His portfolio did far better than mine. Infact his knack of getting in and out of markets regularly in 2015, resulted in him doing almost 10% better than me.
Now I was not as happy as I was before talking to him. 🙂
Its natural. I am a human.
Even though I was happy that previous year gave me some good opportunities to buy shares of good companies, somewhere inside me I had a feeling that I too would have loved to see my portfolio doing better than what I actually managed in 2015.
I know that it sounds like having the cake and eating it too. But this is what I felt. Nevertheless, I know one thing. It is not possible to beat the markets and everyone, every year.
Even Buffett can’t do it.
So why should I be bothered about doing better than everyone else?
As long as the average CAGR of my overall portfolio (MF+Equity) remains in line with my low expectations (which means I need to invest more every month and I am happy doing it), I should be a satisfied person.
I came across some contextually relevant lines while reading the 1990 Memo by Howard Marks (I planto read all available ones this year), where he said something that was comforting:
There will always be cases and years in which, when all goes right, those who take on more risk will do better than we do. In the long run, however, I feel strongly that seeking relative performance which is just a little bit above average on a consistent basis – with protection against poor absolute results in tough times — will prove more effective than “swinging for the fences.”
This made perfect sense to me. I am a firm believer of protecting the downside. Infact my bias toward Return OF Capital is so much more than Return ON Capital, that I regularly pass interesting but riskier opportunities.
As investors, we grossly underestimate the power having slightly-better-than-average performance over long periods. And as Marks say:
I feel strongly that attempting to achieve a superior long-term record by stringing together a run of top-decile years is unlikely to succeed.

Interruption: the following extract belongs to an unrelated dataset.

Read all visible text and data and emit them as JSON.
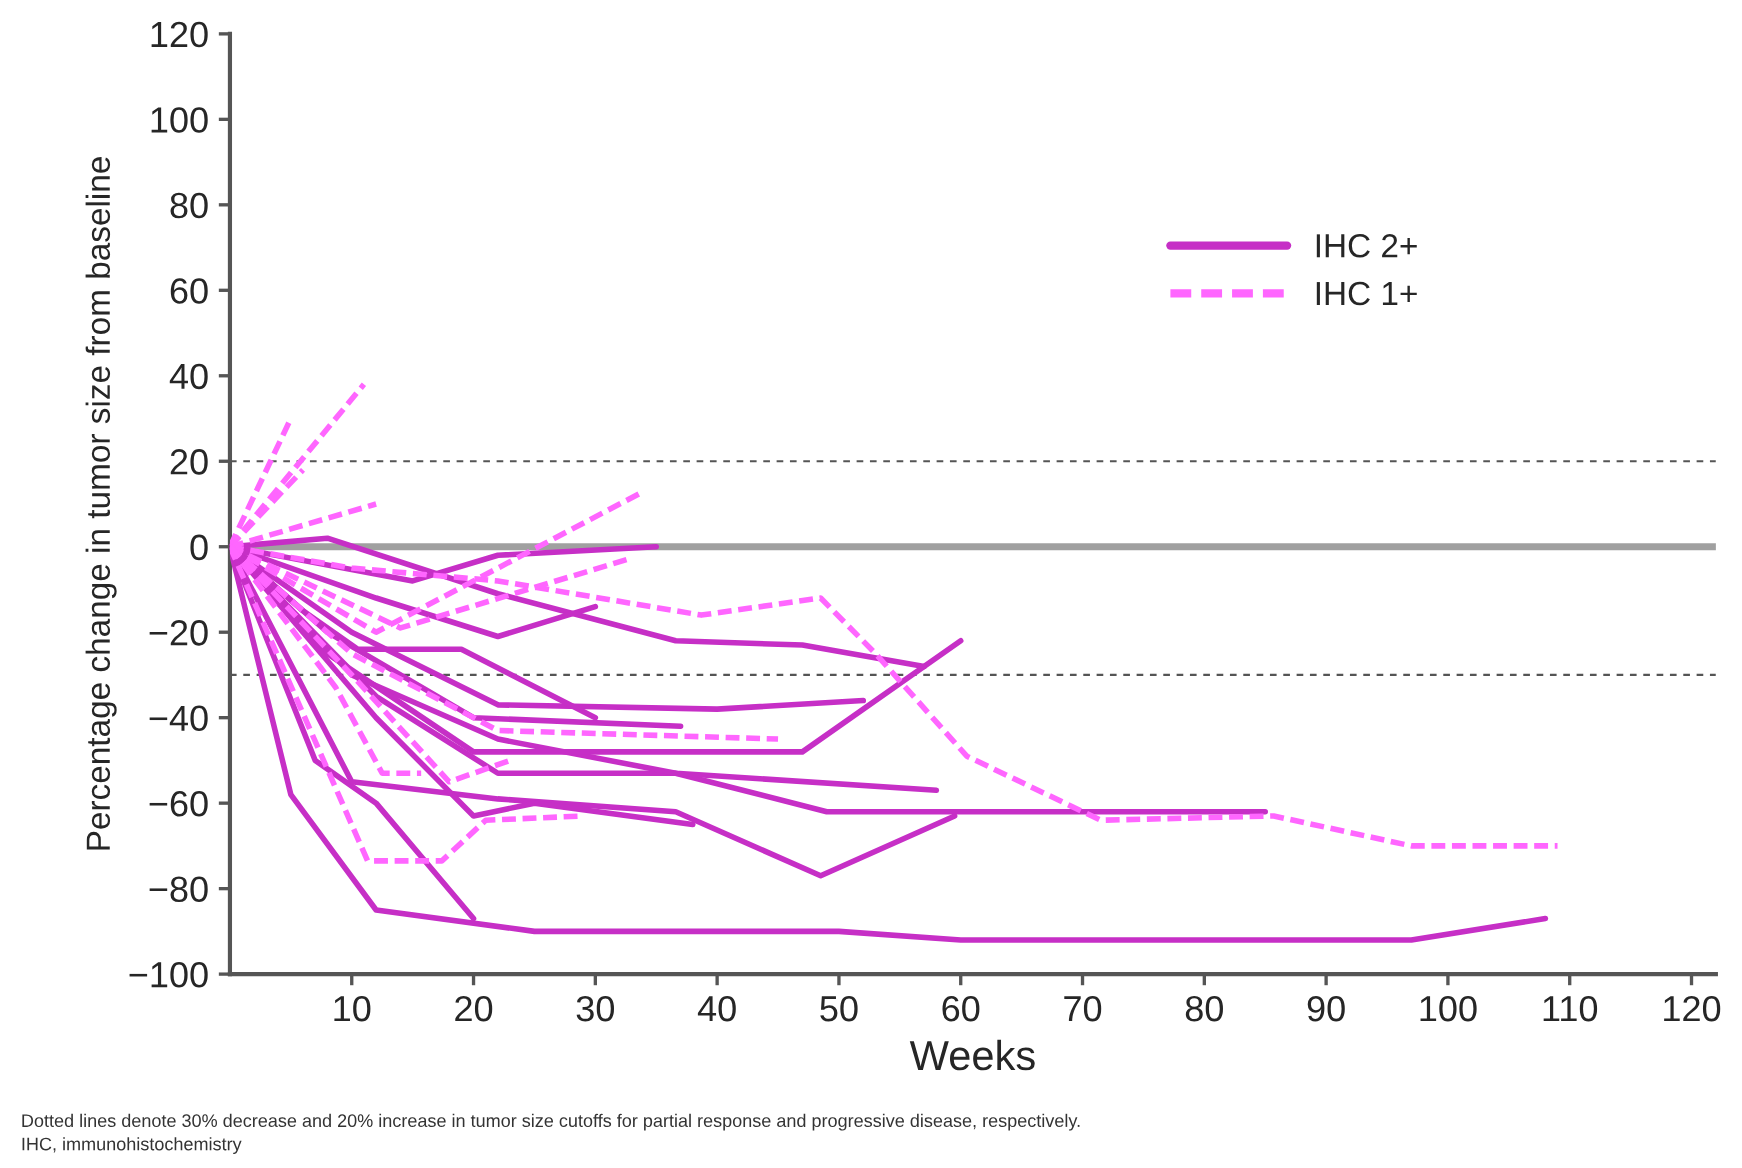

Rather, striving to do a little better than average every year – and through discipline to have highly superior relative results in bad times – is:
  • less likely to produce extreme volatility,
  • less likely to produce huge losses which can’t be recouped and, most importantly,
  • more likely to work (given the fact that all of us are only human).

Now when I say that I regularly pass riskier opportunities, it is because it would have required me to stick my neck out of my area of understanding (called circle of competence) and increase the chance of not knowing what to do if things did not fare as I expected them to. So it’s still possible that I might have had a better performance last year if I had taken those riskier bets.

But as Marks puts it, that bold steps taken in pursuit of great performance can just as easily be wrong as right. Even worse, a combination of far above average and far below average years can lead to a long-term record which is characterized by volatility and mediocrity.
Reading this memo clearly shows why there is no point in playing the comparison game. Being young, a 12% average return over the next 3 decades might be enough for me. For somebody else, even a 18% return might not be enough or satisfying or both. So as long as I don’t take too many risks and limit my direct equity investments to only high-conviction ones, I am sure that I will do just fine. 🙂
The best foundation for above-average long-term performance is an absence of disasters. I know all this sounds good in theory but is difficult in practice. But it is the truth and the reason why good investors do well.